The initiative began in the early 1930s to provide Braille materials to blind veterans and others who were visually handicapped, she said.
The program introduced the audio component on records a shortly thereafter, later moved to cassettes as the technology became available and launched digital cartridges in 2009, Caulton said.
The Library of Congress provides materials in either audio or Braille format to partner libraries across the country. Qualifying individuals borrow materials from these libraries, which ship through the U.S. Postal Service at no cost to the patron, Caulton said.
NLS also provides materials online and said the launch of an app happened early this fall. But that doesn't mean the imminent demise of the mailing system, Caulton said.
"Right now, many of our patrons don't have access to computers, so we expect the mail-order system will be around for a while," she said.
ForSight has been a good partner to work with over the past two decades as sole provider of container-recycling services for the program, said John Bryant, head of the NLS production control section.

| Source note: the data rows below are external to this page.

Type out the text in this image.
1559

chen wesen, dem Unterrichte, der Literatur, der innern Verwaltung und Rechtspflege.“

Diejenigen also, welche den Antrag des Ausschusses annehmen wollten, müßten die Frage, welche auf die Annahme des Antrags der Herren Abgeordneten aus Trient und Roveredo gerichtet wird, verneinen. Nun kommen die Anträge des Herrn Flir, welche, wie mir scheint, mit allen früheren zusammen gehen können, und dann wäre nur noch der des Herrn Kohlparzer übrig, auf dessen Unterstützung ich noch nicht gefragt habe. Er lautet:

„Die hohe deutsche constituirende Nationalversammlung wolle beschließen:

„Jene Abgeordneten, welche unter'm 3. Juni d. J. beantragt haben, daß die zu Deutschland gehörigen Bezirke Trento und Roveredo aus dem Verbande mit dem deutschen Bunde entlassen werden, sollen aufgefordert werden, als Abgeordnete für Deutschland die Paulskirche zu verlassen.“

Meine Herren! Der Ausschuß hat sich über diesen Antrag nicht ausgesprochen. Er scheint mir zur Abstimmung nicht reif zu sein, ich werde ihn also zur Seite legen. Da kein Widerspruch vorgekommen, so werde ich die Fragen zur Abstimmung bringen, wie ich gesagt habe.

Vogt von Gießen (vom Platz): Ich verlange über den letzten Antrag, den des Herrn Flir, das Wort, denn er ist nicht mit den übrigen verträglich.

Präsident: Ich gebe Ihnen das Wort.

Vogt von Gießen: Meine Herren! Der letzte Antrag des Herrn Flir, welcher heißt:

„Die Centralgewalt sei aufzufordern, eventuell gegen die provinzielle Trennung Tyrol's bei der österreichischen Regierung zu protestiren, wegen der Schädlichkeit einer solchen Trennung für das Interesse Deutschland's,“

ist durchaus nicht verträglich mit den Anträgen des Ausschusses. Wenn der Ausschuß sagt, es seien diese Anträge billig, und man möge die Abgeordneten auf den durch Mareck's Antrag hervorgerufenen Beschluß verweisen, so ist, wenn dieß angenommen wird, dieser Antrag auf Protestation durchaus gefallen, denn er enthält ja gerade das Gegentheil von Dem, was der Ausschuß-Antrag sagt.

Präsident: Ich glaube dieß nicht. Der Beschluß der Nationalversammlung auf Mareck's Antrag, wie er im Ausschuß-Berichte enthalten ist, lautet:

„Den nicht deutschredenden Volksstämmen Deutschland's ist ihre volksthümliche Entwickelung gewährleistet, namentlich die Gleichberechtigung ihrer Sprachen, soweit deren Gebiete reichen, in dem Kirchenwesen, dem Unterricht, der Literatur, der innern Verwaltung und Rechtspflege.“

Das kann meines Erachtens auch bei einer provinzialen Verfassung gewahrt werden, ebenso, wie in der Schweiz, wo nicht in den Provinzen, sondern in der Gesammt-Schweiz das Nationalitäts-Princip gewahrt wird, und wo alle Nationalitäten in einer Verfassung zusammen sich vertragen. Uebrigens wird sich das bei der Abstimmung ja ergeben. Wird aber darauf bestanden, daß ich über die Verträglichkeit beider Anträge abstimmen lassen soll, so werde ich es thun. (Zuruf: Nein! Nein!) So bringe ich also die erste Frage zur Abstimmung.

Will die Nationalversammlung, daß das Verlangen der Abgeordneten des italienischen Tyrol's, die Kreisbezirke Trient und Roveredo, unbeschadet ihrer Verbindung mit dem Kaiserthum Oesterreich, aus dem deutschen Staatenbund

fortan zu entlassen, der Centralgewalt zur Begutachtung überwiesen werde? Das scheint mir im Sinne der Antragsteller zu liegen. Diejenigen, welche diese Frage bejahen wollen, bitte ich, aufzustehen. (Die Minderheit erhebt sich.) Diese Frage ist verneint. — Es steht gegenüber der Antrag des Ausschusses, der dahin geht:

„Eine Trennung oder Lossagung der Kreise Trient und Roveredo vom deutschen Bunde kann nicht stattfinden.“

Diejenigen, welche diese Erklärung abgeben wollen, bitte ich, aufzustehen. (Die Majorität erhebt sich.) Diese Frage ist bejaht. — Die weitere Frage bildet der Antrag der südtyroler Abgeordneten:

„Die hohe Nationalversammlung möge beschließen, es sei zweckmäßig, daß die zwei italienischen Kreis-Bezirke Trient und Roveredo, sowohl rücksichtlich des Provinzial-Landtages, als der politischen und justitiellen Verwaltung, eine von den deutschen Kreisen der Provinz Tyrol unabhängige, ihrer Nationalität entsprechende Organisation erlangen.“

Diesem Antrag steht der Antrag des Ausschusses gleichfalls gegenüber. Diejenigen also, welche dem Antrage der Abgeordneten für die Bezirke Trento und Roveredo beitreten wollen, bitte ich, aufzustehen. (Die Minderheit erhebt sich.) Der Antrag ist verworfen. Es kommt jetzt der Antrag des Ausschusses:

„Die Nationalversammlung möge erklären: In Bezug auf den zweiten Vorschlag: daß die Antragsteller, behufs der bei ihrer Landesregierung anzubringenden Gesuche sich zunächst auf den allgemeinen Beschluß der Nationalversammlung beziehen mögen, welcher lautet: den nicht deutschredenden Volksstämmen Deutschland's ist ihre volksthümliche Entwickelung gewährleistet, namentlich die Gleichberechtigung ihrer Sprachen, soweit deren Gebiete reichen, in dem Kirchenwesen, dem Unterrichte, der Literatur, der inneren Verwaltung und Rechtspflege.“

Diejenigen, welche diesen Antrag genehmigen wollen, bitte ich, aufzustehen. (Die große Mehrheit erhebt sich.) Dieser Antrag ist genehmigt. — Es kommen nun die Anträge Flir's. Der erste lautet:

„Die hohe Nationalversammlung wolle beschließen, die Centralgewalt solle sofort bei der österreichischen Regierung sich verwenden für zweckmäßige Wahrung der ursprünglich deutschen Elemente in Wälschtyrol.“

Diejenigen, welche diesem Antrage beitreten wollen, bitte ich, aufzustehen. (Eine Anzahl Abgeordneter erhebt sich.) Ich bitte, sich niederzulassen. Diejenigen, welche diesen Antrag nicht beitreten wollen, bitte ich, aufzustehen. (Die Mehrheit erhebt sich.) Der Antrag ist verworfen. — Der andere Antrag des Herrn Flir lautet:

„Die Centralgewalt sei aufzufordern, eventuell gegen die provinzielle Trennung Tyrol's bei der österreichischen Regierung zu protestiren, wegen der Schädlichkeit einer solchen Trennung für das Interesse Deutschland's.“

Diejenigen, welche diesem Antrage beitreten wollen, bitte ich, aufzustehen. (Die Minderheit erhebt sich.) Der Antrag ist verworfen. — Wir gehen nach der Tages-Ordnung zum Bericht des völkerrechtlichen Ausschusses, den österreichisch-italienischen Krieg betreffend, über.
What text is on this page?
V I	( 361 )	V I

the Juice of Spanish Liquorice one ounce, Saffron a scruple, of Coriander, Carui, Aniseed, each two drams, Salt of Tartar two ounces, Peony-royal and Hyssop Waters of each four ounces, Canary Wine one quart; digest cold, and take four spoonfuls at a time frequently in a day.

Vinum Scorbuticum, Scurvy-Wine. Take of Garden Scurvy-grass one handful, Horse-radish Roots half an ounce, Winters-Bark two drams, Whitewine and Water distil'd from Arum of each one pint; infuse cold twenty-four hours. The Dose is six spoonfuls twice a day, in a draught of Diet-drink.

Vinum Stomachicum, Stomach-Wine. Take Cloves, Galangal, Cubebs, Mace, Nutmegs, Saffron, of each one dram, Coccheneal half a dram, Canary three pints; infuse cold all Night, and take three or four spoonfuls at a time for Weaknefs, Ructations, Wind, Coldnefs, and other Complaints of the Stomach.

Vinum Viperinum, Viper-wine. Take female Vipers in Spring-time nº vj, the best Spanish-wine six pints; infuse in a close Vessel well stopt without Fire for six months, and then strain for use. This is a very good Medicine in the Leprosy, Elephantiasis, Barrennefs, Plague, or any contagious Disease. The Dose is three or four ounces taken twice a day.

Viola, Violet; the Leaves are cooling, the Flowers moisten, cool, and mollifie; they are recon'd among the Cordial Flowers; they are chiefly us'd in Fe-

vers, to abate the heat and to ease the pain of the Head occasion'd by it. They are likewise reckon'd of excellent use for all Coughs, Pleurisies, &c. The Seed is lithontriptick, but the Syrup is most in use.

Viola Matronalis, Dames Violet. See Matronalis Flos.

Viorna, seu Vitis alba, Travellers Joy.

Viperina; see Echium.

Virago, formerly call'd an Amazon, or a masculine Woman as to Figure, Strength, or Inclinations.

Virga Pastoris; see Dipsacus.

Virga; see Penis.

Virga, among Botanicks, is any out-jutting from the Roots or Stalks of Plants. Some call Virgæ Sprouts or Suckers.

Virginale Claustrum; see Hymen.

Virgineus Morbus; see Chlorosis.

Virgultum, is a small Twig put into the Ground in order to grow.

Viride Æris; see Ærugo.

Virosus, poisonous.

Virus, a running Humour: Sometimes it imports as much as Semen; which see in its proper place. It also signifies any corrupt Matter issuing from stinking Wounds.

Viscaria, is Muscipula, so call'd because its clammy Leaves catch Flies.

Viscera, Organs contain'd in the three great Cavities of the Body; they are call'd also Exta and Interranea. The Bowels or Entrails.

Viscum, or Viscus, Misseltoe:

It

The program also works with producers who make audio and Braille materials, he said.
Staff at the Library of Congress determine what new materials to put in audio and Braille format, including best-sellers and other content of interest, to go out to partner libraries, Bryant said.
They also provide quality-control oversight for contracted producers for what goes out to the partner libraries for people to borrow, he said.
As time goes on and the popularity of certain materials wanes, the libraries might not need as many copies in stock. They ship the audio materials and containers to ForSight so they can go back to producers and carry new content to users, Bryant said.
"And ForSight is a critical corner of that triangle for us," he said.